GUEST BLOG. Generally, I believe that ordinary people are not fully aware of the exponential amount of information that they share on the internet and that companies have access to today.

In addition to the social media on which we happily spread our privacy, we use a host of services, online or not, which store and use our personal data for different purposes. Certainly, the majority of websites are usually secure and have an obligation to protect the information they use, but none of them is really immune to a breach.

Remember the theft of data from Desjardins in 2019, one of the worst incidents of its kind in the country, which turned the lives of millions of people and businesses upside down. Since then, Quebecers have become particularly suspicious, not without reason: our personal data are prized commodities, sold all over the world for astronomical sums.

Artificial intelligence, used to make often important decisions on the lives of humans, is absolutely not excluded from this ethical debate. Like any self-respecting technology, it must comply with privacy regulations, a task that is far from easy since AI needs a lot of data to function. For example, intelligence feeds from social media or our phones are used by some companies to train machine learning systems, allowing them to monitor consumer behaviors or manage customer relationships and strategic marketing analysis.

Companies that are active on multiple platforms can also obtain data from many sources. Some are provided directly by users, such as contact information, while others are collected through the use of cookies (third-party cookies). Thus, it becomes difficult to know exactly what personal information is collected and where it is stored.

Because it is such a new technology, AI is ultimately subject to very little oversight or accountability. This raises the question of how to establish and maintain user confidentiality and integrity while obtaining and processing the data essential to feed algorithms, necessary for the flourishing of many areas of business.

For companies that use or want to use artificial intelligence to improve their operations, this can be a real headache. Those without strong privacy management policies or processes run the risk of having their databases lost, stolen, exposed, or hacked — breaches with far-reaching and costly consequences.

Regulations vary widely from region to region, making compliance difficult. Some places in the world, however, are much more advanced than us at this level. The European Union, for example, has just implemented the “AI act”, an ambitious bill that ensures that AI systems placed on the market respect the fundamental rights of citizens. The clauses are exhaustive and make particular mention of data collection, yes, but also of other more controversial applications of artificial intelligence such as deepfakes, facial recognition and biometric data.

Such a law is certain to ignite the powder and pave the way for other countries, Canada included.

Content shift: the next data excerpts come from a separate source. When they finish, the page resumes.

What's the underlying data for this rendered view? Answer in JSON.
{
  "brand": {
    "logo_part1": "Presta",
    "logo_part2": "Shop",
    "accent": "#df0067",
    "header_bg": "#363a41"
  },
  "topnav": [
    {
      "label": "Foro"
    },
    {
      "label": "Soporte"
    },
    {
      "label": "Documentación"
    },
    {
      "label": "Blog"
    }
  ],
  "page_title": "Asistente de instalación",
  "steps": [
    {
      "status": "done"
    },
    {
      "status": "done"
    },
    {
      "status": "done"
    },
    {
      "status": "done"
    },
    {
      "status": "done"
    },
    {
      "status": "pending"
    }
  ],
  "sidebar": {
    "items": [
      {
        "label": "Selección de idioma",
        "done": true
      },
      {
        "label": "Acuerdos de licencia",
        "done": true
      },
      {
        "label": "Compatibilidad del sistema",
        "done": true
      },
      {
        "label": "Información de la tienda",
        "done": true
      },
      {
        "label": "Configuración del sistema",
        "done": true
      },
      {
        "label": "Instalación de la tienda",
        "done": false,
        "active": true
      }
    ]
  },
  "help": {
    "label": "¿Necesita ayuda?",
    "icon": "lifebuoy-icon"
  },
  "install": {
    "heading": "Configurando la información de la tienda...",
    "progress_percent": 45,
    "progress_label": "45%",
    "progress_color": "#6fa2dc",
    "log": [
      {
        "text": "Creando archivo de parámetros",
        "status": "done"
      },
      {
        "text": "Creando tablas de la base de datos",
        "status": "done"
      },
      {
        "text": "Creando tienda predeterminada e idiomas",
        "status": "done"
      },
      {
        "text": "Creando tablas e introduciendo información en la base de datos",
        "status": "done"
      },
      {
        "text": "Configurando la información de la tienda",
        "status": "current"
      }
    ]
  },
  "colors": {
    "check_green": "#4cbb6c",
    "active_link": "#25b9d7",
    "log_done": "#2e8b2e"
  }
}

As proof, the federal government recently introduced its Bill C-27, the very first legislation affecting artificial intelligence and data.

In summary, this law aims to “frame the design, development and deployment of AI systems to protect individuals from potential harm”, and this, for all companies that carry out a regulated activity related to intelligence. artificial and which use anonymized data to feed their algorithms. Organizations should delineate clear data protection policies, perform risk assessment and mitigation, monitor their system’s compliance on an ongoing basis, and demonstrate transparency.

Parliament will set up a tribunal dedicated to the protection of personal information, define security requirements and impose penalties on those who violate these regulations. Moreover, the most serious offenses could incur a penalty of 25 million dollars, or 5% of the turnover of the organization. It’s a think about it.

There is no artificial intelligence worthwhile without a good dose of ethics, that’s for sure. As AI models depend on the quality of data to deliver effective results, their existence must therefore advocate respect for users and their personal information to prevent abusive and inaccurate analysis or bias against individuals. subject to automated decisions.

For businesses here, vigilance and rigor should be exercised with regard to the artificial intelligence systems they operate. Although several algorithms do not really use data deemed personal or sensitive, it is still important to advocate a culture of transparent, human and responsible AI within your technological infrastructure, as soon as it is implemented. Otherwise, watch out for violations!